While acknowledging, however, that the use of gas has grown from a paltry 70,000MT in 2007 to over one million MT in 2019, the government noted that the issues of cost and safety remain the most salient in increasing gas penetration in Nigeria.
Speaking during an online conference on Nigeria’s LPG Assembly, the Programme Manager of National LPG Expansion and Implementation Plan, Office of the Vice President, Mr. Dayo Adeshina, lamented that LPG penetration in Nigeria was still just at five per cent.
While giving a further breakdown, he said 60 per cent of the population still uses firewood for cooking; 30 per cent utilises kerosene; five per cent uses charcoal while just five per cent use cooking gas.
He added that apart from household consumption, the government was also moving to increase LPG usage in areas such as agriculture, transportation and manufacturing, adding that this would enable the country to reduce carbon emissions by about 20 per cent and create about 450,000 direct jobs.
Adeshina said in realising the target, the country would require infrastructure development, including the establishment of 3,000 LPG plants, procurement of 10,000 trucks, 5,000 abridgers as well as additional skids.
In her submission, Project Coordinator/ Manager LPG, National Gas Expansion Programme (NGEP), Office of the Minister of State for Petroleum, Ms Brenda Ataga, reiterated the minister’s position that cylinder recirculation model would improve safety and reduce cost.
During the event organised by Oil Trading Logistics (OTL Downstream Africa) to discuss how government and stakeholders could harness Nigeria’s gas opportunities in post-COVID-19, Ataga said it was part of the strategic framework for the implementation of the National Gas Policy.
She said: “Government has taken a position that to increase the acceptability concept of the LPG, it will introduce into the market the model known as the cylinder recirculation model.

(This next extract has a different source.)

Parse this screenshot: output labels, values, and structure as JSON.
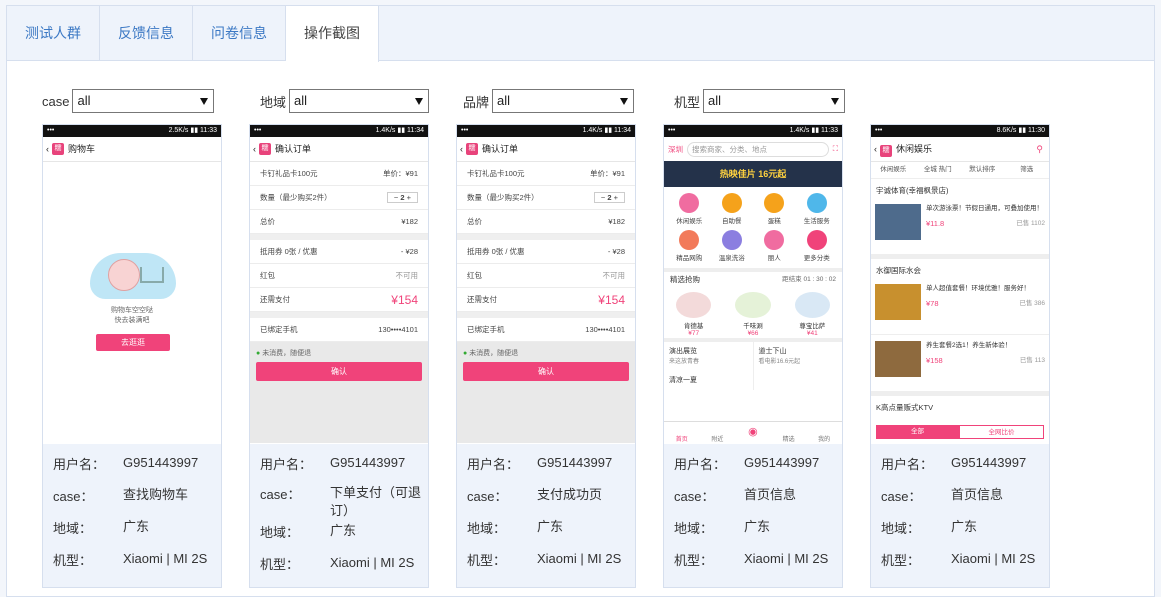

“This is because it wants to eliminate the bulk cost of switching from kerosene and fossil fuel to LPG. So, the intention is to break that barrier with LPG cost, to make sure that the bulk cost to the end users who require switching is affordable.
“For most people, cost is a real issue, and for others, safety is a real issue, and that is what is being addressed by this strategy that was announced.”
Also speaking, President of Nigeria Gas Association (NGA), Mrs. Audrey Joe-Ezigbo, said increasing domestic utilisation of LPG was a difficult challenge that required the collaboration of the government, its agencies and the private investors.